Can you help me please?

Regards,
arenist

Re: No notification after an error

Posted: Mon Feb 09, 2015 4:12 pm
by tgriep
Are the contacts in the contact groups "admins" and "ias_log" setup to receive notifications?
Could you post the settings for those groups and the users assigned to them?
Also, is the server setup with notifications enabled?
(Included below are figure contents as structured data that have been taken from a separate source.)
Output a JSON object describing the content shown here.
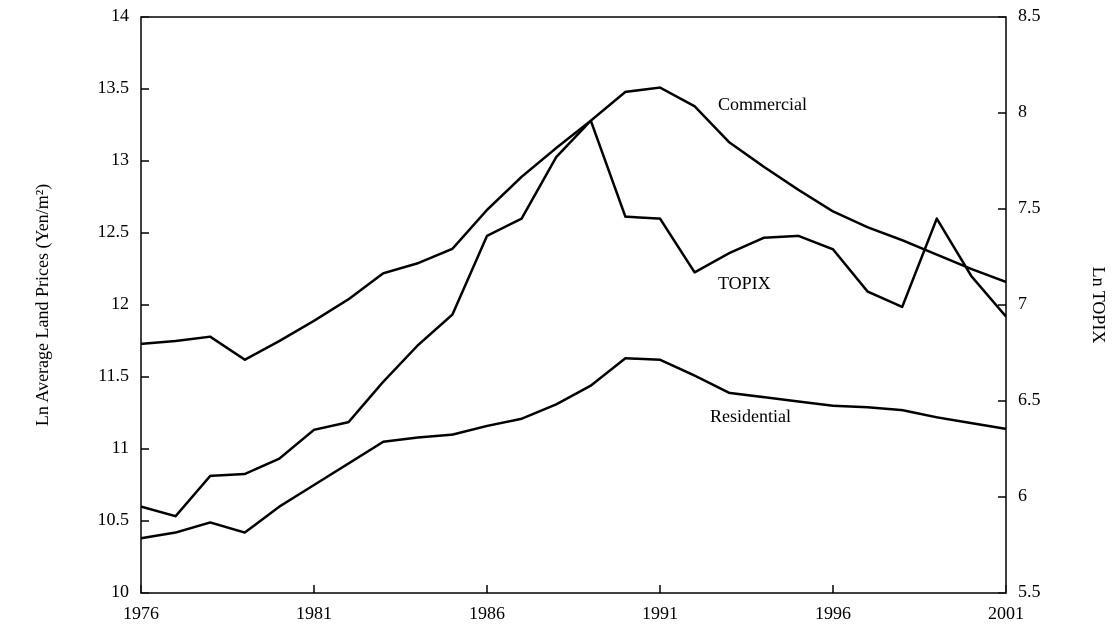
{
  "chart_data": {
    "type": "line",
    "x": [
      1976,
      1977,
      1978,
      1979,
      1980,
      1981,
      1982,
      1983,
      1984,
      1985,
      1986,
      1987,
      1988,
      1989,
      1990,
      1991,
      1992,
      1993,
      1994,
      1995,
      1996,
      1997,
      1998,
      1999,
      2000,
      2001
    ],
    "xlim": [
      1976,
      2001
    ],
    "xticks": [
      1976,
      1981,
      1986,
      1991,
      1996,
      2001
    ],
    "ylabel": "Ln Average Land Prices (Yen/m²)",
    "ylim": [
      10,
      14
    ],
    "yticks": [
      10,
      10.5,
      11,
      11.5,
      12,
      12.5,
      13,
      13.5,
      14
    ],
    "y2label": "Ln TOPIX",
    "y2lim": [
      5.5,
      8.5
    ],
    "y2ticks": [
      5.5,
      6,
      6.5,
      7,
      7.5,
      8,
      8.5
    ],
    "series": [
      {
        "name": "Commercial",
        "color": "#000000",
        "values": [
          11.73,
          11.75,
          11.78,
          11.62,
          11.75,
          11.89,
          12.04,
          12.22,
          12.29,
          12.39,
          12.66,
          12.89,
          13.09,
          13.28,
          13.48,
          13.51,
          13.38,
          13.13,
          12.96,
          12.8,
          12.65,
          12.54,
          12.45,
          12.35,
          12.25,
          12.16
        ]
      },
      {
        "name": "TOPIX",
        "color": "#000000",
        "axis": "y2",
        "values": [
          5.95,
          5.9,
          6.11,
          6.12,
          6.2,
          6.35,
          6.39,
          6.6,
          6.79,
          6.95,
          7.36,
          7.45,
          7.77,
          7.96,
          7.46,
          7.45,
          7.17,
          7.27,
          7.35,
          7.36,
          7.29,
          7.07,
          6.99,
          7.45,
          7.15,
          6.94
        ]
      },
      {
        "name": "Residential",
        "color": "#000000",
        "values": [
          10.38,
          10.42,
          10.49,
          10.42,
          10.6,
          10.75,
          10.9,
          11.05,
          11.08,
          11.1,
          11.16,
          11.21,
          11.31,
          11.44,
          11.63,
          11.62,
          11.51,
          11.39,
          11.36,
          11.33,
          11.3,
          11.29,
          11.27,
          11.22,
          11.18,
          11.14
        ]
      }
    ]
  }
}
Re: No notification after an error

Posted: Tue Feb 10, 2015 8:16 am
by arenist
Hi tgriep,

my contacts.cfg is configured well. I think I found out myself why nagios didn't post the incident. The service "ElsaMarke Errors" on server majb-vp-11 was flapping:

Code: Select all

[1422946150] SERVICE FLAPPING ALERT: majb-vp-11;ElsaMarke errors;STARTED; Service appears to have started flapping (22.6% change >= 20.0% threshold)
...
[1423060750] SERVICE ALERT: majb-vp-11;ElsaMarke errors;CRITICAL;HARD;1;< at org.apache.catalina.valves.ErrorReportValve.invoke(ErrorReportValve.java:102) < Caused by: java.lang.OutOfMemoryError: GC overhead limit exceeded < 2015-02-04 15:34:50,394 [-0.0.0.0-8009-1] [elheller(m=312) ] ERROR interceptor.TxInterceptor - Serverfehler : app_inst bin boot dev etc home lib lib64 lost+found media misc mnt net opt proc root sbin selinux shared_data srv sys test_pdf tftpboot tmp usr var java.lang.OutOfMemoryError - GC overhead limit exceeded < at org.apache.catalina.valves.ErrorReportValve.invoke(ErrorReportValve.java:102) < Caused by: java.lang.OutOfMemoryError: GC overhead limit exceeded < 2015-02-04 15:34:50,395 [0.0.0.0-8009-18] [anblumst ] ERROR s.common.CommonWebService - Systemfehler : null < at org.apache.catalina.valves.ErrorReportValve.invoke(ErrorReportValve.java:102) < 2015-02-04 15:34:50,417 [orkManager(2)-7] [ankammac(m=7635) ] ERROR e.CommonStatelessBeanBase - java.io.IOException: Invalid HTTP server response [408] - Request Time-out < 2015-02-04 15:34:50,418 [orkManager(2
...
[1423079350] SERVICE FLAPPING ALERT: majb-vp-11;ElsaMarke errors;STOPPED; Service appears to have stopped flapping (3.8% change < 5.0% threshold)
If you agree to my thoughts you can close this thread.

Thanks for your investigations,
arenist

Re: No notification after an error

Posted: Tue Feb 10, 2015 10:11 am
by tmcdonald
Yes, that would make sense if you have flap detection enabled.